Let's take the piece shown as an example.  3.7 g weight (scale presumably has a least significant digit of 0.1 g).  Here are some examples of associated volumes for common pure metals, except steel which is an iron alloy (using data from GotAU's table) in milliliters (which is the same as cubic centimeters -- note that specific gravity is effectively g/ml with units left off).

Aluminum -- 1.36 ml

Steel -- 0.47 ml

Copper -- 0.41 ml

Silver -- 0.35 ml

Lead -- 0.33 ml

Gold -- 0.19 ml

The volumes (i.e. water displacement) measured by a scale with 0.1 g precision will be respectively 1.4 ml, 0.5 ml, 0.4 ml, 0.4 ml, 0.3 ml, 0.2 ml.
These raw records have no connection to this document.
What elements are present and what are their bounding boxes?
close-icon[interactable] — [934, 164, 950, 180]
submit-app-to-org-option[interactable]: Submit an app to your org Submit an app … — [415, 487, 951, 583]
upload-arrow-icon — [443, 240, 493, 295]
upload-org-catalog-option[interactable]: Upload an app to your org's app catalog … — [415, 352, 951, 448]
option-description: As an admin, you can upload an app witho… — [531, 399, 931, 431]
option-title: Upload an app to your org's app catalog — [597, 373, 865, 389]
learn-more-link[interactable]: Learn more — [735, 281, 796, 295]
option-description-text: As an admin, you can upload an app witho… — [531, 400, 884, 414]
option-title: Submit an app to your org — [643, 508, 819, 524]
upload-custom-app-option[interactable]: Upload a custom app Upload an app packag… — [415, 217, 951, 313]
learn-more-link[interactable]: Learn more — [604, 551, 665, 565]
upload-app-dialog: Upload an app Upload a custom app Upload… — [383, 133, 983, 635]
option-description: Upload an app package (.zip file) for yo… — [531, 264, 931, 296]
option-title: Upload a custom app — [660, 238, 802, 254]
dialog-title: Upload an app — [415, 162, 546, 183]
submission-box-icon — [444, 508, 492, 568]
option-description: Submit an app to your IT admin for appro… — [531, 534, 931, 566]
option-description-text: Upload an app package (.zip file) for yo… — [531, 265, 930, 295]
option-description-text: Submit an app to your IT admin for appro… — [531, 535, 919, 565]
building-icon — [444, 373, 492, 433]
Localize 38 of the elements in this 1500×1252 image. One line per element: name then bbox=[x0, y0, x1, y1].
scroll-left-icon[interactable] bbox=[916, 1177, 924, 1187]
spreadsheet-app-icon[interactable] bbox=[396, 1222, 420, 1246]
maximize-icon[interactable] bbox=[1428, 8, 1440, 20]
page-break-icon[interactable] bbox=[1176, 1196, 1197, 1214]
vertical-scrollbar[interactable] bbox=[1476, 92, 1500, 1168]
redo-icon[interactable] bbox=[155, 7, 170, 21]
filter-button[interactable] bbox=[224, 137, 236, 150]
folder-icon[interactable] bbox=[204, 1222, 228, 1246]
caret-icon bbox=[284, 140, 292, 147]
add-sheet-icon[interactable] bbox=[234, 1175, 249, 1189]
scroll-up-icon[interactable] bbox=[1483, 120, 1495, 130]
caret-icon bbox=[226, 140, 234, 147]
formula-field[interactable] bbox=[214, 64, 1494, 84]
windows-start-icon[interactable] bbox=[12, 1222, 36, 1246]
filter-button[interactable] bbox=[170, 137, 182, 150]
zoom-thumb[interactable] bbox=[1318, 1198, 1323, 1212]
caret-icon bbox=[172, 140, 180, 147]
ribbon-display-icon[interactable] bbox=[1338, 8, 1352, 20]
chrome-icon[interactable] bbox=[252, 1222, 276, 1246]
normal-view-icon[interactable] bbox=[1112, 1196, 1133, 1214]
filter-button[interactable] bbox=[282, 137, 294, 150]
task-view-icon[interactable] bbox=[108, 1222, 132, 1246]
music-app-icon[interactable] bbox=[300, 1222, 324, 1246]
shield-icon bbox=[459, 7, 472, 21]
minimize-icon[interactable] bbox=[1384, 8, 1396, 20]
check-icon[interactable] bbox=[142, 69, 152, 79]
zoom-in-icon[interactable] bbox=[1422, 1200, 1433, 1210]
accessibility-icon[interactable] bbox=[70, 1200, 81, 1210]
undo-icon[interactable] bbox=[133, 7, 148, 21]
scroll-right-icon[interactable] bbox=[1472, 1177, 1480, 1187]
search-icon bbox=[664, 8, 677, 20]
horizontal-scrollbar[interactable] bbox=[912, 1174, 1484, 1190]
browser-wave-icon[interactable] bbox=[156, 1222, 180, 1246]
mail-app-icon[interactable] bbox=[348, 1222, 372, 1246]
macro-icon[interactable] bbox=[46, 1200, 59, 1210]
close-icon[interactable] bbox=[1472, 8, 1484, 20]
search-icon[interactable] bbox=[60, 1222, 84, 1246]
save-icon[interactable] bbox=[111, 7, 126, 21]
Each measurement will have an absolute uncertainty of 0.05 g (or ml) -- note this includes the reported 3.7 g weight ==> assuming the scale is properly calibrated, this is anywhere between 3.65g and 3.75 g.  Let's look at the extremes of specific gravity for using a scale with least significant digit 0.1 g for samples with each of the above compositions:

Aluminum: 2.5 --> 2.8

Steel:  6.6 --> 8.3

Copper:  8.1 --> 10.7

Silver:  8.1 --> 10.7

Lead:  10.4 --> 15.0

Gold:  14.6 --> 25.0  (OK, the highest elemental s.g. is Osmium at 22.59 so you can be confident it's not 25.0)

To clarify, an actual sample of each of these metals which weighed 3.7 (plus or minus 0.05) g and whose water displacement was measured on a scale with 0.1 g least significant weight (so volume is measured with an uncertainty of plus or minus 0.05 ml) could give a value of specific gravity anywhere in the ranges above.  For this choice of metals and a 3.7 g weight, the worst separation is copper vs. silver and there is overlap on all neighbors in the list except aluminum.  But of all metals (including alloys) known, this is a drop in the bucket of possibilities.  Most (at least common) metals fall between iron and lead, and thus this range is the most difficult to separate.  But even the high end, population including tungsten, gold, and platinum you really can't tell these metals apart with this low of precision scale (and this size of sample) with even lead having some possible overlap as seen above.  In this case you can get crude separation:  something like grouping of {aluminum, steel/copper, copper/silver, silver/lead, heavy} and that might eliminate a candidate such as platinum -- one of the OP's proposed metals.

Conclusion:  get a scale which reads to 0.01 g.  (And for much smaller samples, "fly poop" size, get one that reads 0.001 g.)  Better yet, sweet talk someone with an XRF gun (calibrated to the proper range of elements...) to perform an elemental analysis.